M2GEN, a company using real world data to help find cures for cancer, has attracted a $100 million equity check from a Clayton, Dubilier & Rice-led investor group, according to people familiar with the matter.
The Merck Global Innovation Fund and McKesson Ventures also participated in the recapitalization, a Wednesday announcement said. Existing shareholders Moffitt Cancer Center, Hearst Healthcare and The Ohio State University Foundation will remain significant minority investors in the Tampa-based business.
For CD&R, the deal comes more than a year after launching a dedicated search focused on data and informatics businesses helping the pharma industry across the continuum – from the discovery stages to clinical development all the way through commercialization, Sarah Kim, partner at CD&R, told PE Hub.
Although on the smaller side for CD&R, the firm found its marketplace approach particularly appealing. M2GEN’s clinical and molecular data already has multiple use cases, and those can be both improved upon or added to, Kim explained.
“The company collects, sequences, cleanses and curates the data in a high-quality way,” Kim said, explaining that the oncologists benefit from the aggregation of the patient data that enables cutting edge research and ultimately improves patient care.
“On the other hand, [M2GEN is] basically funding that by bringing that data, packaging it, de-identifying it and selling it to pharma – where pharma is really using it for drug discovery and research in clinical trial use cases,” Kim continued. “Ultimately, pharma is using it to advance oncology therapies and accelerate clinical trials.”
For example, in partnering with M2GEN, biopharma companies can improve clinical trial design, the patient recruiting process and the efficiency of developing new therapies.
M2GEN had originally gone to market in summer 2020 seeking a financing, however a deal was not produced; when that process went a bit sideways, CD&R had the opportunity to come in with a different perspective and build a consortium, Kim said.

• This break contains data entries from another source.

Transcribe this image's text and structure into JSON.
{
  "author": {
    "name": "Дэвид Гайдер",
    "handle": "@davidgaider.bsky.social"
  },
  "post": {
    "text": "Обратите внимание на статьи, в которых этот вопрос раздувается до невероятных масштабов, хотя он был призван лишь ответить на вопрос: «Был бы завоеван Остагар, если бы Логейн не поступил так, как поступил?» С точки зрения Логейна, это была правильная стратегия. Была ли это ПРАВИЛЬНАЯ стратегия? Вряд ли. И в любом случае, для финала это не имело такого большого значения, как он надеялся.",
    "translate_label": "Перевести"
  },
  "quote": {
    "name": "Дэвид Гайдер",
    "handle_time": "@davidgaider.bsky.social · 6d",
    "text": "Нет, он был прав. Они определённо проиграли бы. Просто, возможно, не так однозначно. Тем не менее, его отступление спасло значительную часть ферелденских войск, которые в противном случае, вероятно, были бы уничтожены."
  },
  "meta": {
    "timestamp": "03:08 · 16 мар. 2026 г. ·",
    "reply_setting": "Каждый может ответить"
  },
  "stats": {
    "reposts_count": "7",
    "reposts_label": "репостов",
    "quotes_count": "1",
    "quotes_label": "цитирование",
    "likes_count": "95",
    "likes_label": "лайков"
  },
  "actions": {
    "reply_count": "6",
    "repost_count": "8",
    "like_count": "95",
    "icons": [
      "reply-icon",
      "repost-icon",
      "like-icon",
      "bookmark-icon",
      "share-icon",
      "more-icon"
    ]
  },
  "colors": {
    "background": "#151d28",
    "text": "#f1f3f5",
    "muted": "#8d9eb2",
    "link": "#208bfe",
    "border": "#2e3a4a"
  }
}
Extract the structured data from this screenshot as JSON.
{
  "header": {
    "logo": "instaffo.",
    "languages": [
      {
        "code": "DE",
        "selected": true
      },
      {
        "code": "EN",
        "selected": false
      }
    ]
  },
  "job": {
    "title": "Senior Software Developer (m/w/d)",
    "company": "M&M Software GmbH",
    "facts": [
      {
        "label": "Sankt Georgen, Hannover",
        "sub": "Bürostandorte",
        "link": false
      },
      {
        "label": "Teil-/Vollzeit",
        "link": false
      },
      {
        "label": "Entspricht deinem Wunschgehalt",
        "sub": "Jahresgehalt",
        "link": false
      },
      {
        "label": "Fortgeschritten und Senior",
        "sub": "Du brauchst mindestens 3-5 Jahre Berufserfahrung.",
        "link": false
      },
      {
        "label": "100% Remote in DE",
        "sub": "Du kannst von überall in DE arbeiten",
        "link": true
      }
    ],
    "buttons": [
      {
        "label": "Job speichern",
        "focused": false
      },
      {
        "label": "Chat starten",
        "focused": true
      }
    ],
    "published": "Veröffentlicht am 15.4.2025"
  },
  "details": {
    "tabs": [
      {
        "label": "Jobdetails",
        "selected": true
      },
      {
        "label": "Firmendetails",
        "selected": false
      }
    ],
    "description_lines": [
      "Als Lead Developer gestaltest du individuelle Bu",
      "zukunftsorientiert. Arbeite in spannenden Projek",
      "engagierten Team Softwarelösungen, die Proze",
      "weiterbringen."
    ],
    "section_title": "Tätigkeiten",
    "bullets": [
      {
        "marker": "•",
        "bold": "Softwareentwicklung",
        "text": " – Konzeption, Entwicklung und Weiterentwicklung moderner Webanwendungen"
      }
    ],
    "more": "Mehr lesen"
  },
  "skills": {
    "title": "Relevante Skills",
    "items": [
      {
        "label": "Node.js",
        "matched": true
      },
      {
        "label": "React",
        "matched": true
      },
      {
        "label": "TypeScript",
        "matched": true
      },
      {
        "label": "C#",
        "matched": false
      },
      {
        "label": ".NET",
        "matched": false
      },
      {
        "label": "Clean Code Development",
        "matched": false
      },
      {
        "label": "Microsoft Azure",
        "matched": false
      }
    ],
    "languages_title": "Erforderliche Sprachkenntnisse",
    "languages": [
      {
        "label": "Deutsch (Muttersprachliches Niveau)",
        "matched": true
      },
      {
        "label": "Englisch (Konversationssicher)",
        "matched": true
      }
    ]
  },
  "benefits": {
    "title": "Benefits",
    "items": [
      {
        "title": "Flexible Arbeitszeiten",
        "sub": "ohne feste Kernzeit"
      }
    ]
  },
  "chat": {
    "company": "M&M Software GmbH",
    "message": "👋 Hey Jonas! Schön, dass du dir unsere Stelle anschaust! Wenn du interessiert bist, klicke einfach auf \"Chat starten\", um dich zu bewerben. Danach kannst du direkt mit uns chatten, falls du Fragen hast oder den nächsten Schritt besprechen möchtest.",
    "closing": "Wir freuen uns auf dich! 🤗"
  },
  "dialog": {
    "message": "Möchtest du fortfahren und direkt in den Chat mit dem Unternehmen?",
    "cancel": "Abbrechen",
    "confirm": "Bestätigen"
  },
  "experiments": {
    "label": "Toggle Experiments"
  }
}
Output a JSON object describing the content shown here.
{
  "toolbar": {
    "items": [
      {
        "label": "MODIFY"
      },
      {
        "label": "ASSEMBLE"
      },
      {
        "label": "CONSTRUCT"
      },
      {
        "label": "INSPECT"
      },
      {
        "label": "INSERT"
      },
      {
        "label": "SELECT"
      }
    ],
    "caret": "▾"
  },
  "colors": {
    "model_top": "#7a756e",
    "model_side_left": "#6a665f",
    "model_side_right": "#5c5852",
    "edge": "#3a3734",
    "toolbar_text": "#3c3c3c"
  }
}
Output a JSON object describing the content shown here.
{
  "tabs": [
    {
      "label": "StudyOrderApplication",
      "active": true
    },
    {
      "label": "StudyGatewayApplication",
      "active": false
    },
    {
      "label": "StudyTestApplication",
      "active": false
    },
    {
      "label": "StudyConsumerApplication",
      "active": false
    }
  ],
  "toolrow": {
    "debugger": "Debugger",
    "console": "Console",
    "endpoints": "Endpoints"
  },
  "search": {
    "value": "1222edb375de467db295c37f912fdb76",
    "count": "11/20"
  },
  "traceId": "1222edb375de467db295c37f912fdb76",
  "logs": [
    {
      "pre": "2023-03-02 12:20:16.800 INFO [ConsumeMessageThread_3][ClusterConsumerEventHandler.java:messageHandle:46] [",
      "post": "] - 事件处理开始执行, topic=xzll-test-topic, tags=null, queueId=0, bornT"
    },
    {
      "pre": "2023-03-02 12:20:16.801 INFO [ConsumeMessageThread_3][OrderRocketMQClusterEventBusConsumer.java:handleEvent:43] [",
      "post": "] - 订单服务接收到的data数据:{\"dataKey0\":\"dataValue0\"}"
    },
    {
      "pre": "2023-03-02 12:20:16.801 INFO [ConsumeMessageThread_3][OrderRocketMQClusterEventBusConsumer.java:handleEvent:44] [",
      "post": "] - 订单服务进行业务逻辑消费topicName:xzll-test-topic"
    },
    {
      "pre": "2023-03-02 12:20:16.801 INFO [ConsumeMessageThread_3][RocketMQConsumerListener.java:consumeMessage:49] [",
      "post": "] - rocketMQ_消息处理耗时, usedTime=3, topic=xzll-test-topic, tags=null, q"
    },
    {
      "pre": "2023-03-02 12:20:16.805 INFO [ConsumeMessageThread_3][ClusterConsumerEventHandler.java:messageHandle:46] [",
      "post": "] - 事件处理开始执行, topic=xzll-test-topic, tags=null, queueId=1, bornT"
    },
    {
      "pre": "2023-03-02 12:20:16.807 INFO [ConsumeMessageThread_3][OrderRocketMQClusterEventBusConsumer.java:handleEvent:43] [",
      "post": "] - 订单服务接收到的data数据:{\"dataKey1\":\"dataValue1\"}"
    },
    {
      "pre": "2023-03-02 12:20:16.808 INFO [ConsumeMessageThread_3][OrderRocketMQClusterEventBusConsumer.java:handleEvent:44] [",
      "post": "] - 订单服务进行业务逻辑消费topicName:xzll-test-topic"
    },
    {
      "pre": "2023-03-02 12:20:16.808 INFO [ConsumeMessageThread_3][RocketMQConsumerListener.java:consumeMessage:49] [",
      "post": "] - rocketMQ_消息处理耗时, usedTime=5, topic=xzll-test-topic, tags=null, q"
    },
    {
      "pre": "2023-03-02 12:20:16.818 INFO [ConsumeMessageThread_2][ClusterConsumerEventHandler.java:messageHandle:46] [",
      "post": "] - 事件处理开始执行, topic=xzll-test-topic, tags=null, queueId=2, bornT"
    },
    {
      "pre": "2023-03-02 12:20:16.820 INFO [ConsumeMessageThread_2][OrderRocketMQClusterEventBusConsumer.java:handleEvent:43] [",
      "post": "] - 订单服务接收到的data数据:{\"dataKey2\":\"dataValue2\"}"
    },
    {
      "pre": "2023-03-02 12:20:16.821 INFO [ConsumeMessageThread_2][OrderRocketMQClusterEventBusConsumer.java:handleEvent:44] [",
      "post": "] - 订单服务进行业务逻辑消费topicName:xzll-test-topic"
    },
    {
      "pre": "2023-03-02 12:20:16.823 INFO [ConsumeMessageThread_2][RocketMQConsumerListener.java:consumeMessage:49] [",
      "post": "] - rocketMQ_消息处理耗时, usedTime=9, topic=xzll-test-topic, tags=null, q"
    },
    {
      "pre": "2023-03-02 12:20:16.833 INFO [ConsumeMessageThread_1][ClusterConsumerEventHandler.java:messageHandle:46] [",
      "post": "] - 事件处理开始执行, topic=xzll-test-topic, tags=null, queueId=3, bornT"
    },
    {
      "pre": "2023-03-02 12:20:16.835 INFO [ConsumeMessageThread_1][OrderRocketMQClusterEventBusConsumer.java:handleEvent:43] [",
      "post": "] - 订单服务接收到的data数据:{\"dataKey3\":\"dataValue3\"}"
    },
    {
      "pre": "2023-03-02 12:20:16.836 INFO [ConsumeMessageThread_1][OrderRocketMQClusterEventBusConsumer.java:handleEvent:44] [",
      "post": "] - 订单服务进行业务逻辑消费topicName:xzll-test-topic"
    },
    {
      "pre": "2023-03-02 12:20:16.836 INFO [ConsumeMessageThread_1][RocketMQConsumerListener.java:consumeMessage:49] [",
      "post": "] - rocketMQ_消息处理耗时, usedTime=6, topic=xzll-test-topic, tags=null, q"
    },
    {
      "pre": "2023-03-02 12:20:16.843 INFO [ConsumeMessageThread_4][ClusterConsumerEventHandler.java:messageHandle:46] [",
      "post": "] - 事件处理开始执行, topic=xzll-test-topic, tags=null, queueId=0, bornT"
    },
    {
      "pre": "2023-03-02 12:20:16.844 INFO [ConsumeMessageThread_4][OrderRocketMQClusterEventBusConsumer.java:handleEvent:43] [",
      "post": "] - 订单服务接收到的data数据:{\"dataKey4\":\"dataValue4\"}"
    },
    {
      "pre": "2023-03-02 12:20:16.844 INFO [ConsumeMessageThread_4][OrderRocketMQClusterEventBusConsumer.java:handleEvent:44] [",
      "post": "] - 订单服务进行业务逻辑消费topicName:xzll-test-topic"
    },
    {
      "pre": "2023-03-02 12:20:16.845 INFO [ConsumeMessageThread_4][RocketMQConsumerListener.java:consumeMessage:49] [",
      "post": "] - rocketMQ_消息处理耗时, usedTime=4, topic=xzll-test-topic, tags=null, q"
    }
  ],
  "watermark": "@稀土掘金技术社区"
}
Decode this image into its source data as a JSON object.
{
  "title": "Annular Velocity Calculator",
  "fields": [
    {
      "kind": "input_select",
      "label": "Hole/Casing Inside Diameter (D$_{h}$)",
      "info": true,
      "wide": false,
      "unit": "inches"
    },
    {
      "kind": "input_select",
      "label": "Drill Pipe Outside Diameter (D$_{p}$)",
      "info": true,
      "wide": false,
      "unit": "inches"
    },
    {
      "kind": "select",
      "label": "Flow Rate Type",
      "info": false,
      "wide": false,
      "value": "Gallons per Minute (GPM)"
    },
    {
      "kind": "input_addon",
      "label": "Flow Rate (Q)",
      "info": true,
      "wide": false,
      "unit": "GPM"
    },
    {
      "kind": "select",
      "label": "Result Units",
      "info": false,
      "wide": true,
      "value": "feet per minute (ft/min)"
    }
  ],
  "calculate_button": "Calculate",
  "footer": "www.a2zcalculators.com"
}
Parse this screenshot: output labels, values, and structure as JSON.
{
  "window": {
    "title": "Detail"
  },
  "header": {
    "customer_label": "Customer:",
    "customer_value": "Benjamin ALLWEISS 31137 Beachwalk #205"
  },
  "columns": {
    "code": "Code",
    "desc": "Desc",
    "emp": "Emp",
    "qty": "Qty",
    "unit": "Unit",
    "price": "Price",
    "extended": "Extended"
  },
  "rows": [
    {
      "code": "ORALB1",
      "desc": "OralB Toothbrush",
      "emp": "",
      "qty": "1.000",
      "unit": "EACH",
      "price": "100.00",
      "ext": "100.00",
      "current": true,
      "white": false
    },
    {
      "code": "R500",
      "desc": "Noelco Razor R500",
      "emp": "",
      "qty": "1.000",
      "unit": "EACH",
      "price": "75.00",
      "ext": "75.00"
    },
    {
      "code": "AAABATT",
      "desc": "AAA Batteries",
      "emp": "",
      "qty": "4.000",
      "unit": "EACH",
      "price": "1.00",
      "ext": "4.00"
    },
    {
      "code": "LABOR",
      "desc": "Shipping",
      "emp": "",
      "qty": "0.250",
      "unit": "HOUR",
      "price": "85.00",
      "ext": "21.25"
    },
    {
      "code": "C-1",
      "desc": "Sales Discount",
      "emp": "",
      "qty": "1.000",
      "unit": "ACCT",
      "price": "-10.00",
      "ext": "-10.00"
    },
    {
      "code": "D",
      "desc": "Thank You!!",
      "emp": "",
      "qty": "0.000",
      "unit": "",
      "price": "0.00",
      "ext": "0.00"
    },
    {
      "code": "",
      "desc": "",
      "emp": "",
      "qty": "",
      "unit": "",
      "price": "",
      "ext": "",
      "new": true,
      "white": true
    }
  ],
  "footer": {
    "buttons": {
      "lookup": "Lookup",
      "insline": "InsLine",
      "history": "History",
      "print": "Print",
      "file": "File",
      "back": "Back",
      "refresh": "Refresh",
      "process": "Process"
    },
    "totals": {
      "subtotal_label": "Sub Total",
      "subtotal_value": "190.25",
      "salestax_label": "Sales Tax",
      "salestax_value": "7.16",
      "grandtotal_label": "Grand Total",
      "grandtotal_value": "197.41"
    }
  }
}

A crucial component of the deal, she said, was helping to reawaken the commercial relationship between pharmaceutical giant Merck and the company.
As part of the recapitalization, M2GEN simultaneously announced it has reached a five-year agreement with Merck through which it will provide valuable patient-consented, de-identified, linked clinical and genomic data in support of Merck’s oncology efforts.
This partnership effectively kicks off the CD&R playbook, which involves bringing its resources to bear in terms of infrastructure investment, while really amplifying the commercial orientation of the business. Merck “allows us to go out and really invest and continue to build out those data capabilities,” Kim said.
Although the organic growth opportunity is massive, Kim said, acquisitions are not off the table. “Ultimately we will be on the lookout for interesting M&A opportunities that could accelerate the capabilities or expand its reach from a data access perspective.”
Besides investing alongside a shareholder base that is particularly experienced in data and informatics, the additions to the C-suite brought more affirmation when considering the opportunity, Kim said.
Of particular note, Sandra Peterson, CD&R operating partner and former group worldwide chairman of Johnson & Johnson, has assumed the role of chair of the M2GEN board.
Led by CEO Helge Bastian, M2GEN will also add to its leadership team two additional executives: Todd Johnson, most recently senior vice-president of life sciences commercialization and clinical research groups at Optum, as chief growth officer, and Wilf Russell, a seasoned technology leader with experience from companies including Volvo, Nike and Microsoft, as chief technology officer.
Founded in 2006, M2GEN runs one the world’s largest observational research studies in cancer, which tracks patients throughout their lifetime, links longitudinal clinical data with molecular information and enables a deeper understanding of a patient’s disease. Its data platform encompasses more than 300,000 patients across its cancer centers, which operate as part of the Oncology Research Information Exchange Network.
Although data has been front and center for the healthcare platform at CD&R – a broader area the firm will continue to seek investment opportunity – the team has also been spending time examining provider-centric businesses, outsourced pharmaceutical services and pharmaceutical products, Kim said.
In recent notable activity for CD&R, the firm in May 2020 sold naviHealth to Optum, receiving approximately $1.1 billion in cash proceeds, generating a 2.5x multiple of invested capital, a source told PE Hub at that time.
CD&R’s current healthcare portfolio includes Huntsworth, a pharma services company; Covetrus, a publicly traded animal health-technology business; and Agilon, a value-based healthcare platform.